-- Chief Justice John Marshall was appointed in 1801 -- not an election year ... but only because the election was already over, and John Adams had lost! And lost Congress! Lame duck squared! But constitutionally still in office. Meanwhile they were adding new judgeships for Adams to appoint at the last minute (Midnight Judges), and subtracting judges from the Supreme Court such that Jefferson wouldn't be able to pack it with his own people.
-- For a time, Marshall was technically both Chief Justice and Secretary of State!
-- And he went on to serve 35 years! And set the tone for the Judicial Branch to this day (Marbury v. Madison -- a case in which he had about six dozen conflicts of interest).
-- Yes, yes, yes the other party screamed. They even passed a law delaying the Supreme Court's session such that in effect the court didn't even convene for a year and a half.
-- The Constitution ensured lifetime appointments, so the only way for Jefferson's crowd to expel the Adams appointees would be impeachment. They tried this with a bald-faced political impeachment of Samuel Chase, one of the signers of the Declaration of Independence. The Senate declined to remove him from office, setting the precedent that judges not be removed just for their opinions.
So big political fights over the nature of the judiciary is nothing new. Parties using their constitutional prerogatives such as they are to ram things through and/or delay-delay-delay also nothing new.
Hypocrisy dependent on whether your party is doing the ramming through or the delaying (and which serves your interest at the time) also nothing new.
Parties with the power to ram through, ram through. Parties with the power to delay, delay.
Generally, though, the notion that highly-qualified individuals would be disqualified simply on the basis of opinions disfavored by the majority party did not break through until 1987 with Robert Bork. And that was largely due to the idea that Bork would threaten Roe in a way that an Anthony Kennedy ultimately would not (which turned out to be correct).
Of course, now we are told that "Bork-ing" is only a one-way street.
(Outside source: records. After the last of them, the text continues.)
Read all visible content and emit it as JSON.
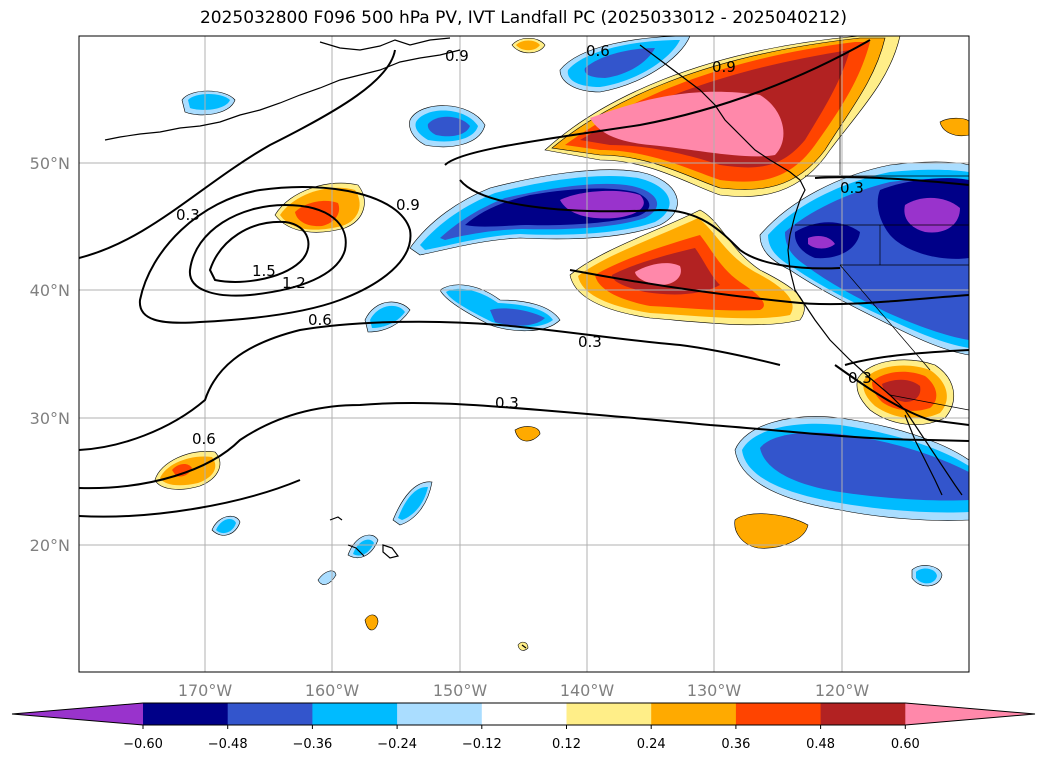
{
  "title": "2025032800 F096 500 hPa PV, IVT Landfall PC (2025033012 - 2025040212)",
  "lat_ticks": [
    "50°N",
    "40°N",
    "30°N",
    "20°N"
  ],
  "lon_ticks": [
    "170°W",
    "160°W",
    "150°W",
    "140°W",
    "130°W",
    "120°W"
  ],
  "colorbar": {
    "colors": [
      "#9933cc",
      "#000088",
      "#3355cc",
      "#00bbff",
      "#aaddff",
      "#ffffff",
      "#ffee88",
      "#ffaa00",
      "#ff4400",
      "#b22222",
      "#ff88aa"
    ],
    "labels": [
      "−0.60",
      "−0.48",
      "−0.36",
      "−0.24",
      "−0.12",
      "0.12",
      "0.24",
      "0.36",
      "0.48",
      "0.60"
    ]
  },
  "contour_labels": [
    "0.9",
    "0.6",
    "0.9",
    "0.3",
    "0.3",
    "0.9",
    "1.5",
    "1.2",
    "0.6",
    "0.3",
    "0.3",
    "0.3",
    "0.6"
  ]
}
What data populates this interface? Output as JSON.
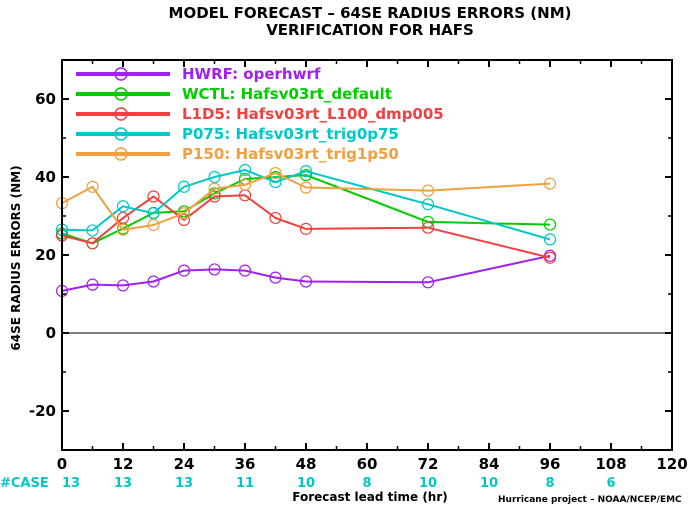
{
  "chart_data": {
    "type": "line",
    "title": "MODEL FORECAST – 64SE RADIUS ERRORS (NM)",
    "subtitle": "VERIFICATION FOR HAFS",
    "xlabel": "Forecast lead time (hr)",
    "ylabel": "64SE RADIUS ERRORS (NM)",
    "xlim": [
      0,
      120
    ],
    "ylim": [
      -30,
      70
    ],
    "xticks": [
      0,
      12,
      24,
      36,
      48,
      60,
      72,
      84,
      96,
      108,
      120
    ],
    "yticks": [
      -20,
      0,
      20,
      40,
      60
    ],
    "reference_line_y": 0,
    "legend_position": "top-left",
    "series": [
      {
        "name": "HWRF: operhwrf",
        "color": "#a020f0",
        "x": [
          0,
          6,
          12,
          18,
          24,
          30,
          36,
          42,
          48,
          72,
          96
        ],
        "y": [
          10.8,
          12.4,
          12.2,
          13.2,
          16.0,
          16.3,
          16.0,
          14.2,
          13.2,
          13.0,
          19.8
        ]
      },
      {
        "name": "WCTL: Hafsv03rt_default",
        "color": "#00cc00",
        "x": [
          0,
          6,
          12,
          18,
          24,
          30,
          36,
          42,
          48,
          72,
          96
        ],
        "y": [
          25.5,
          23.0,
          26.8,
          30.8,
          31.2,
          35.8,
          39.5,
          40.0,
          40.5,
          28.5,
          27.8
        ]
      },
      {
        "name": "L1D5: Hafsv03rt_L100_dmp005",
        "color": "#f04040",
        "x": [
          0,
          6,
          12,
          18,
          24,
          30,
          36,
          42,
          48,
          72,
          96
        ],
        "y": [
          25.0,
          23.0,
          29.5,
          35.0,
          29.0,
          35.0,
          35.3,
          29.5,
          26.7,
          27.0,
          19.3
        ]
      },
      {
        "name": "P075: Hafsv03rt_trig0p75",
        "color": "#00c8c8",
        "x": [
          0,
          6,
          12,
          18,
          24,
          30,
          36,
          42,
          48,
          72,
          96
        ],
        "y": [
          26.5,
          26.3,
          32.5,
          30.7,
          37.5,
          40.0,
          41.8,
          38.7,
          41.5,
          33.0,
          24.0
        ]
      },
      {
        "name": "P150: Hafsv03rt_trig1p50",
        "color": "#f0a040",
        "x": [
          0,
          6,
          12,
          18,
          24,
          30,
          36,
          42,
          48,
          72,
          96
        ],
        "y": [
          33.3,
          37.5,
          26.5,
          27.7,
          30.7,
          37.0,
          38.0,
          41.0,
          37.3,
          36.5,
          38.3
        ]
      }
    ],
    "case_counts": {
      "label": "#CASE",
      "color": "#00c8c8",
      "x": [
        0,
        12,
        24,
        36,
        48,
        60,
        72,
        84,
        96,
        108
      ],
      "values": [
        "13",
        "13",
        "13",
        "11",
        "10",
        "8",
        "10",
        "10",
        "8",
        "6"
      ]
    }
  },
  "credit": "Hurricane project – NOAA/NCEP/EMC"
}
It is only permissible against appointees who might threaten Roe (and, presumably, now the Obergefell marriage case as well -- determined, as it were, by the Justice appointed instead of Bork).
The President absolutely has the power to nominate, and can't be prevented from doing so. The President has no authority to force the Senate to bring any matter up for a vote, and no nominee can take office without both.
Both sides will spin the debate, but there are only about 3-4 GOP senators in tough races, and really the only one who might be seriously hurt by delaying a vote (Kirk of Illinois) is likely to lose anyway.
Regardless, if it were to come to that, I think the GOP would sacrifice a couple of Senate seats to prevent a guaranteed fifth vote for the left side of the Court.